Work is finally switching our mono-repos to pnpm. In progress, code-freeze end of the week to pull it off. We all expect vastly improved quality of life.
Had been using lerna, which we have to re-bootstrap way too often & which takes way to long to do so.
I switched all my work monorepo projects to pnpm a few months ago, and it has been a dramatic improvement. Many thanks to the author(s) of pnpm for their hard work!
"Lerna is dead, longive Lerna"[1] mainly talks about Nx, the DAG-based parallel task runner that the new maintainers already made/love, and how it will maybe/probably help Lerna. The post explicitly mentions Nx is neutral & can work with a variety of monorepo tools (also mentioning pnpm, yarn, in additiom to npm).
Lerna is old as heck, & far predates npm workspaces. Im not super aware what if any npm workspaces support it has or had. To be honest we were so far behind upgrading/maintaining stuff when I joined that we only recently have a npm version with workspaces (released in v7, October 2020) so Im not super well versed.

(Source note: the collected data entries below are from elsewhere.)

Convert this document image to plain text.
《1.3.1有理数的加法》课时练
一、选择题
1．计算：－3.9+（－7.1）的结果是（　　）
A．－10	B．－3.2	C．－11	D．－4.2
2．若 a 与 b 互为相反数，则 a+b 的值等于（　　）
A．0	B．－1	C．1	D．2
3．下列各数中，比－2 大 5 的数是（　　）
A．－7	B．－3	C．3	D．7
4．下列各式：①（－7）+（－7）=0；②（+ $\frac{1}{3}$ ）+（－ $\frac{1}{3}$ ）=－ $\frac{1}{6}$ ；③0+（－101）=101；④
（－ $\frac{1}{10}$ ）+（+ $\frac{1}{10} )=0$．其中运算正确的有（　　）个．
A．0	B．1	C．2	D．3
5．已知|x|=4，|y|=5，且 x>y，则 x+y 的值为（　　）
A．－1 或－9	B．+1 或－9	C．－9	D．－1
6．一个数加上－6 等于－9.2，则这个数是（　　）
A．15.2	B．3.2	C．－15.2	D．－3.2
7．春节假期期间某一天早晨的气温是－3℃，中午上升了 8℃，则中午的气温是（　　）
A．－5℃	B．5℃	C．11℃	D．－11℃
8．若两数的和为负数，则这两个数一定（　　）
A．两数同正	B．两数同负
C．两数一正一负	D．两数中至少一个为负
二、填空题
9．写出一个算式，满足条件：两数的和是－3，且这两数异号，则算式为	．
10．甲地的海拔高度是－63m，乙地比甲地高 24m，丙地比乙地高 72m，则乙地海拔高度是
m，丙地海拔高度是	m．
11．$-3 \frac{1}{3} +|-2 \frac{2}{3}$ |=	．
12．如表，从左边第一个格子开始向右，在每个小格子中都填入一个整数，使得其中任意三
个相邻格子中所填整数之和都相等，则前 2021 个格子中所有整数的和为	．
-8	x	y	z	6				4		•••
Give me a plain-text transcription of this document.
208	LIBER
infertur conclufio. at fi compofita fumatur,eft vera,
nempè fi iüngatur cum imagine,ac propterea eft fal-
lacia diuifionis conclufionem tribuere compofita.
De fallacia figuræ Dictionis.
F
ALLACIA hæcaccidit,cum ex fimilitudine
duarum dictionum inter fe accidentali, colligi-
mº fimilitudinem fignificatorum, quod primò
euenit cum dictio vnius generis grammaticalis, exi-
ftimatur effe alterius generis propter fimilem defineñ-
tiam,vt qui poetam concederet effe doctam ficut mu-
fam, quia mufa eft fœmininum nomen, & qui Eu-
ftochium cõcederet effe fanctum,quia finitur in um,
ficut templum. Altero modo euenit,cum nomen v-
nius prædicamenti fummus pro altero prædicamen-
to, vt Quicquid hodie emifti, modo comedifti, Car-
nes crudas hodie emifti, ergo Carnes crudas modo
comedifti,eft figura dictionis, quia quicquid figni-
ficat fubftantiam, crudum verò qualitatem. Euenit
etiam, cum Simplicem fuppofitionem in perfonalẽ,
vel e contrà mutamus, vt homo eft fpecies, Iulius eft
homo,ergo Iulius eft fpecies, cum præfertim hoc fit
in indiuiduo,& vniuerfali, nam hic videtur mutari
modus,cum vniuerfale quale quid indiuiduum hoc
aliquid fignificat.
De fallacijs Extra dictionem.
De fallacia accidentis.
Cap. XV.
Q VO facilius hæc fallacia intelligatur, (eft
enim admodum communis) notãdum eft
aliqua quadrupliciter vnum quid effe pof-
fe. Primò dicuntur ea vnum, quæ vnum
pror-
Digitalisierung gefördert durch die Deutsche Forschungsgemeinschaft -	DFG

The new lerna versions definitely configure package.json#workspaces, which seemingly all js-world monorepo tools use.
I've heard npm is getting much better, but just going through our many packages & installing them & doing the necessary mono-repo npm link has been absurdly slow with our old-ish pre-workspace npm; lerna has been so saddening. Nx can help here, and maybe npm indeed is much more competitive now. I still find it frustrating that enormously simple stuff like "how do I update a dep in a package" has no answer[2] (and requires rebuilding that painful slow re-install everything in every route I've tried), but maybe the monorepo tools now can do this & it's no longer as much a lerna question?
Just double checked. Unless you specifically turn it off (reverting to Lerna's old behavior), it does leans on npm/pnpm/yarn's workspaces. Npm is indeed getting better at this stuff too. I did some tests on our main monorepo (~8 services linked together), for us npm was marginally slower than pnpm and pretty much equivalent to yarn.
It also does optionally lean on Nx for task execution. So at that point, lerna itself isn't doing much outside linking internal dependencies.
Had been using lerna, which we have to re-bootstrap way too often & which takes way to long to do so.